M. Cotta : Martine Aubry, vous-même, Pierre Moscovici, Jean-Christophe Cambadélis, vous êtes la nouvelle génération des socialistes ?

D. Strauss-Kahn : Nous en faisons, je l'espère, partie. Il y en a beaucoup d'autres. Je ne crois pas obligatoirement au problème de génération en termes d'âge, cela n'a pas beaucoup de sens. Ce que je crois, c'est qu'il y a un vent de rénovation qui souffle, auxquels ceux que vous avez cités participent, d'autres aussi, et que Lionel Jospin va conduire.

M. Cotta : Que vont être vos rapports avec le PS tel qu'il fonctionne, est-ce que vous vous appuierez sur sa direction ou est-ce que le groupe Jospin tentera sa reconquête ?

D. Strauss-Kahn : Votre question laisserait entendre qu'il y a d'un côté le PS et de l'autre côté l'équipe de Lionel Jospin. Je ne vois pas du tout les choses comme ça.

M. Cotta : Vous savez bien que c'était un risque au début de la campagne ?

D. Strauss-Kahn : Je crois que maintenant ce risque est écarté. Le PS est mon parti, j'ai l'intention d'y jouer mon rôle, à ma mesure, avec d'autres et je pense que c'est l'ensemble de ce parti qu'il faut maintenant rénover, en effet.

M. Cotta : Parlons un peu du vote protestataire. Notre correspondant dans le Nord nous disait ce matin que dans les grandes villes ouvrières, beaucoup d'électeurs de Jean-Marie Le Pen se sont retrouvés derrière Lionel Jospin mais avec un fort pourcentage de votes blancs pour d'autres. Est-ce que vous pensez que ce sont des irrécupérables de la vie politique ?

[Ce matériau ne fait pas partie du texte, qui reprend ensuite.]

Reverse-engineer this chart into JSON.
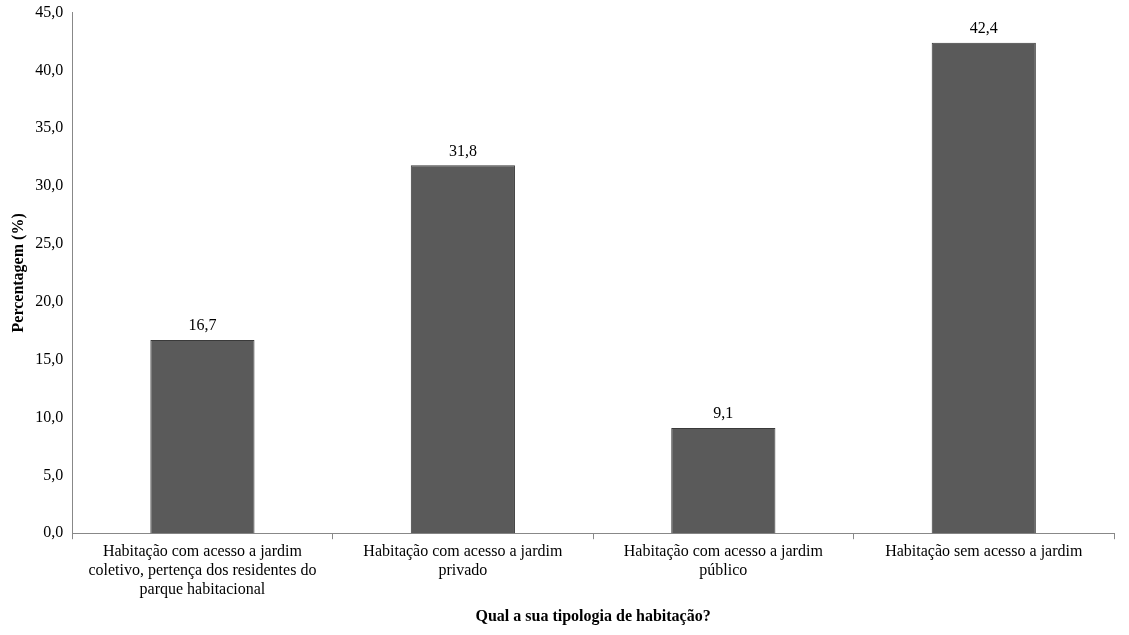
{
  "chart_data": {
    "type": "bar",
    "categories": [
      "Habitação com acesso a jardim coletivo, pertença dos residentes do parque habitacional",
      "Habitação com acesso a jardim privado",
      "Habitação com acesso a jardim público",
      "Habitação sem acesso a jardim"
    ],
    "values": [
      16.7,
      31.8,
      9.1,
      42.4
    ],
    "value_labels": [
      "16,7",
      "31,8",
      "9,1",
      "42,4"
    ],
    "color": "#5a5a5a",
    "xlabel": "Qual a sua tipologia de habitação?",
    "ylabel": "Percentagem (%)",
    "ylim": [
      0,
      45
    ],
    "yticks": [
      {
        "value": 0,
        "label": "0,0"
      },
      {
        "value": 5,
        "label": "5,0"
      },
      {
        "value": 10,
        "label": "10,0"
      },
      {
        "value": 15,
        "label": "15,0"
      },
      {
        "value": 20,
        "label": "20,0"
      },
      {
        "value": 25,
        "label": "25,0"
      },
      {
        "value": 30,
        "label": "30,0"
      },
      {
        "value": 35,
        "label": "35,0"
      },
      {
        "value": 40,
        "label": "40,0"
      },
      {
        "value": 45,
        "label": "45,0"
      }
    ],
    "grid": false,
    "legend": false
  }
}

D. Strauss-Kahn : Personne n'est un irrécupérable, je ne ferais cette injure à personne, à nous d'être capables de montrer que nous proposons des vraies solutions. Ce qui est frappant, c'est que le vote contestataire, c'est 60 % au premier tour, c'est tous ceux qui n'ont voté ni pour Chirac, ni pour Balladur. Tous les autres, quel que soit leur vote, ont contesté ce qui se passe. Et ce qui est très surprenant, quand je voyais cette foule en liesse hier – je ne conteste pas sa joie évidemment, tant mieux pour ceux qui étaient heureux –, mais c'est qu'ils se comportent comme si quelque chose allait changer, alors que ce sont les mêmes qui étaient au pouvoir qui vont y rester.

M. Cotta : Est-ce que l'Assemblée, avec ses cinquante députés socialistes, vous paraît refléter le vote d'hier et qu'est-ce que vous allez faire ?

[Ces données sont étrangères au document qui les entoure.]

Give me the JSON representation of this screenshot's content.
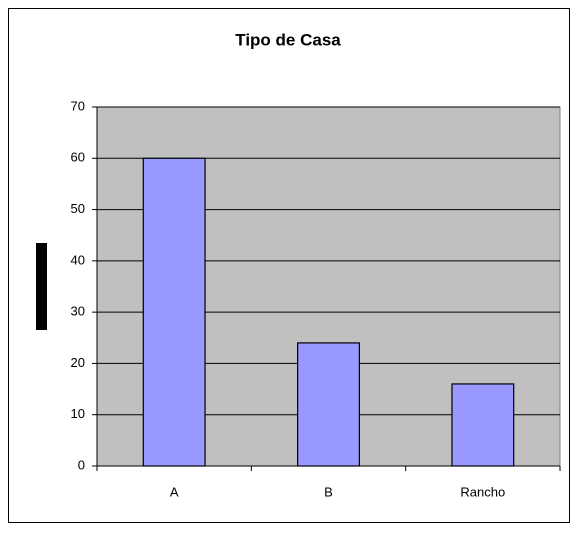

D. Strauss-Kahn : Non, évidemment pas. L'Assemblée en place est légitime, elle a été élue en 1993, elle est là jusqu'en 1998, normalement. Il reste qu'on voit bien qu'elle est aujourd'hui très décalée par rapport aux forces politiques du pays et je ne crois pas que ce soit une bonne chose, si bien que si Jacques Chirac voulait vraiment montrer que c'est un Jacques Chirac nouveau qui vient d'être élu président de la République, et qu'il veut appliquer un programme différent, en rupture – il l'a dit lui-même – par rapport à ce qui a été fait de 1993 à 1995, je pense qu'il serait sage qu'il dissolve cette assemblée et qu'il ait derrière lui – comme le veut un peu la tradition gaulliste d'ailleurs – une majorité sur son nom mais une opposition qui serait plus large et qui représenterait mieux ce qui est aujourd'hui son opposition en France.

M. Cotta : Comment abordez-vous les municipales, avec un espoir accru ?

D. Strauss-Kahn : Oui. Je crois que ce qui s'est passé pendant ces deux ou trois mois a beaucoup changé la donne municipale. Je pense que nous allons gagner, je serai moi-même candidat à Sarcelles où Lionel Jospin a fait un très bon score, sur lequel je m'appuierai et je pense que nous sommes maintenant partis pour gagner les municipales, ce qui est la première étape électorale qui est devant nous, mais il y en aura d'autres.